Do you have any idea how I can find out where the stuck message is and remove it?
I ran ExMon but couldn't see any particular user thrashing the server.
Sorry to respond with more questions ...
- Do these same users show up with the same level of frequency in the Message Tracking logs? If so, is the Message-ID consistent?
- For these users, does OWA (show a consistent view of the Outbox as Outlook (thinking: stuck message repeatedly trying to send)? You could also login to these "suspect" mailboxes with either Outlook or MFCMAPI (http://mfcmapi.codeplex.com) in online mode to double-check, too.

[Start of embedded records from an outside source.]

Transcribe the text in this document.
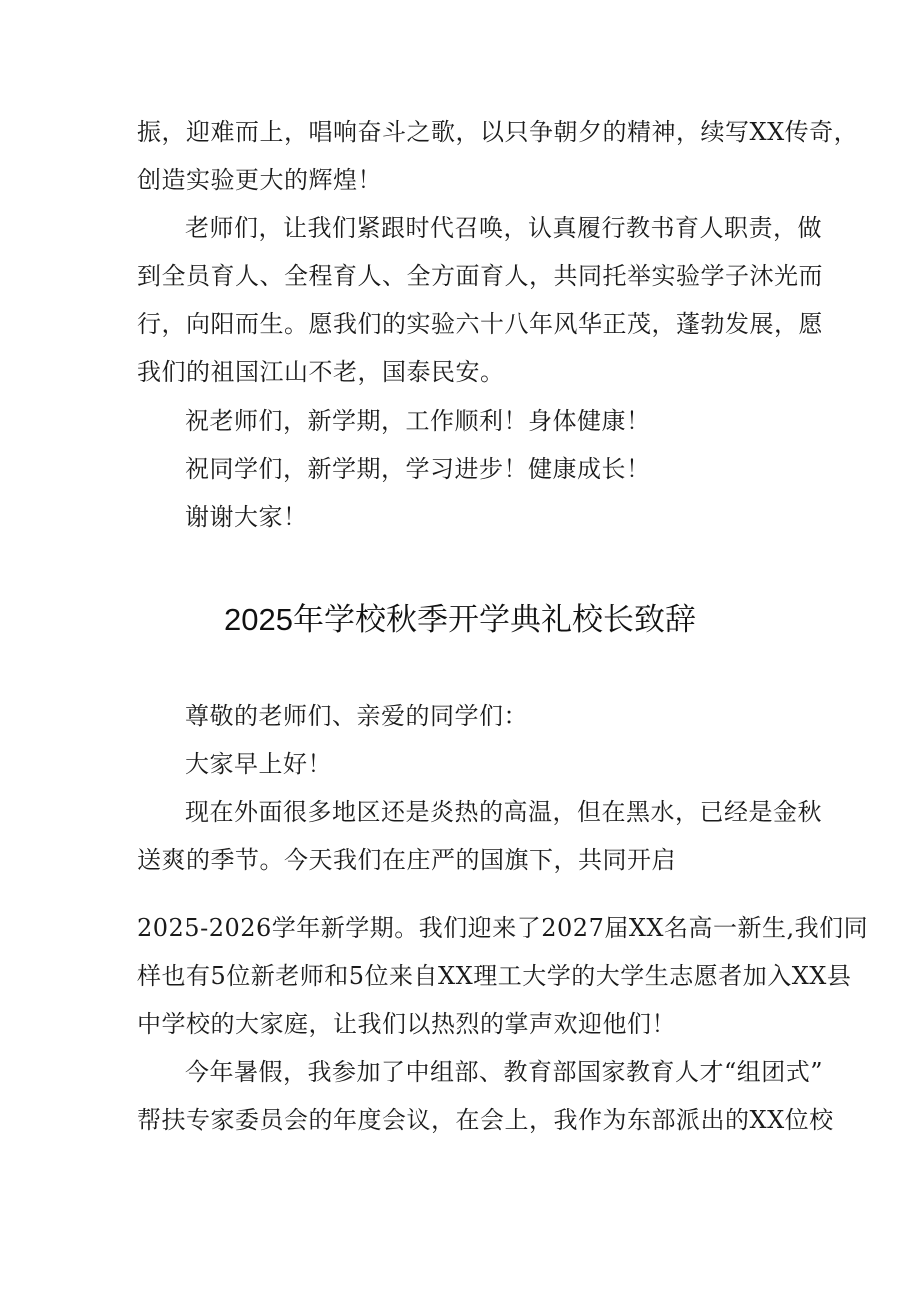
振，迎难而上，唱响奋斗之歌，以只争朝夕的精神，续写XX传奇，
创造实验更大的辉煌！
老师们，让我们紧跟时代召唤，认真履行教书育人职责，做
到全员育人、全程育人、全方面育人，共同托举实验学子沐光而
行，向阳而生。愿我们的实验六十八年风华正茂，蓬勃发展，愿
我们的祖国江山不老，国泰民安。
祝老师们，新学期，工作顺利！身体健康！
祝同学们，新学期，学习进步！健康成长！
谢谢大家！
2025年学校秋季开学典礼校长致辞
尊敬的老师们、亲爱的同学们：
大家早上好！
现在外面很多地区还是炎热的高温，但在黑水，已经是金秋
送爽的季节。今天我们在庄严的国旗下，共同开启
2025-2026学年新学期。我们迎来了2027届XX名高一新生,我们同
样也有5位新老师和5位来自XX理工大学的大学生志愿者加入XX县
中学校的大家庭，让我们以热烈的掌声欢迎他们！
今年暑假，我参加了中组部、教育部国家教育人才“组团式”
帮扶专家委员会的年度会议，在会上，我作为东部派出的XX位校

- Finally, what server & client versions are in use here? The reason I ask is that in older builds, Exchange would allow Outlook to repeatedly try & submit messages even if the user was over their send/receive quota. Also, I fixed a bug in the store many moons ago where a VSAPI-based virus scanner would induce a loop if circular server-side rules were present ... see support.microsoft.com/.../923799.

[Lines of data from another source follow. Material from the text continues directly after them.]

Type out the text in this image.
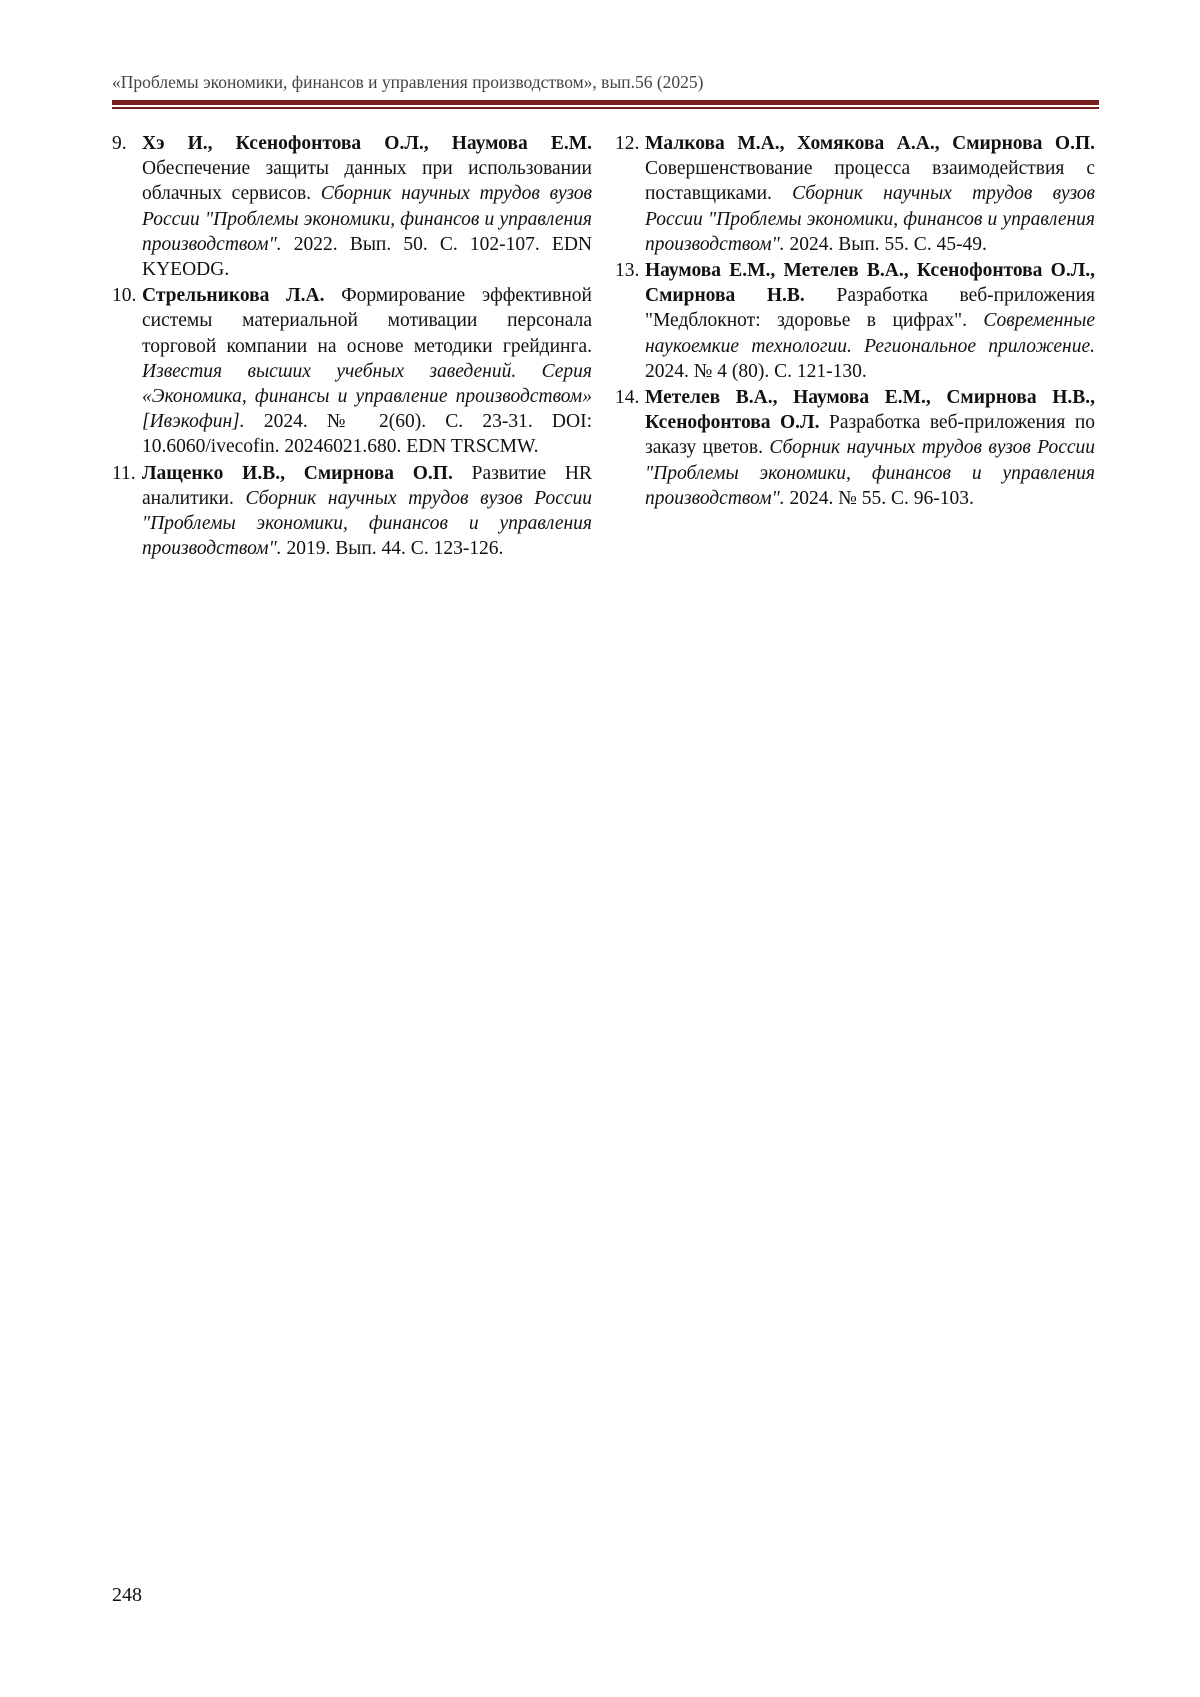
«Проблемы экономики, финансов и управления производством», вып.56 (2025)
9. Хэ И., Ксенофонтова О.Л., Наумова Е.М. Обеспечение защиты данных при использовании облачных сервисов. Сборник научных трудов вузов России "Проблемы экономики, финансов и управления производством". 2022. Вып. 50. С. 102-107. EDN KYEODG.
10. Стрельникова Л.А. Формирование эффективной системы материальной мотивации персонала торговой компании на основе методики грейдинга. Известия высших учебных заведений. Серия «Экономика, финансы и управление производством» [Ивэкофин]. 2024. № 2(60). С. 23-31. DOI: 10.6060/ivecofin. 20246021.680. EDN TRSCMW.
11. Лащенко И.В., Смирнова О.П. Развитие HR аналитики. Сборник научных трудов вузов России "Проблемы экономики, финансов и управления производством". 2019. Вып. 44. С. 123-126.
12. Малкова М.А., Хомякова А.А., Смирнова О.П. Совершенствование процесса взаимодействия с поставщиками. Сборник научных трудов вузов России "Проблемы экономики, финансов и управления производством". 2024. Вып. 55. С. 45-49.
13. Наумова Е.М., Метелев В.А., Ксенофонтова О.Л., Смирнова Н.В. Разработка веб-приложения "Медблокнот: здоровье в цифрах". Современные наукоемкие технологии. Региональное приложение. 2024. № 4 (80). С. 121-130.
14. Метелев В.А., Наумова Е.М., Смирнова Н.В., Ксенофонтова О.Л. Разработка веб-приложения по заказу цветов. Сборник научных трудов вузов России "Проблемы экономики, финансов и управления производством". 2024. № 55. С. 96-103.
248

Thanks for this post. Does this same technique apply to Exchange 2010 as well? I tried it and almost always end with the following in the top spot. ESE Super ECCXORChecksum. I searched on this and cannot find any information about it.
A few clarification questions if I may ...
1) I'm presuming you have "Enable background database maintenance (24 x 7 ESE scanning)" enabled, correct?
2) Does the high logfile generation only reproduce during Online Maintenance?
3) Also, what is your Maintenance Schedule set to? Any changes to it recently?
Why wasn't powershell used to accomplish this?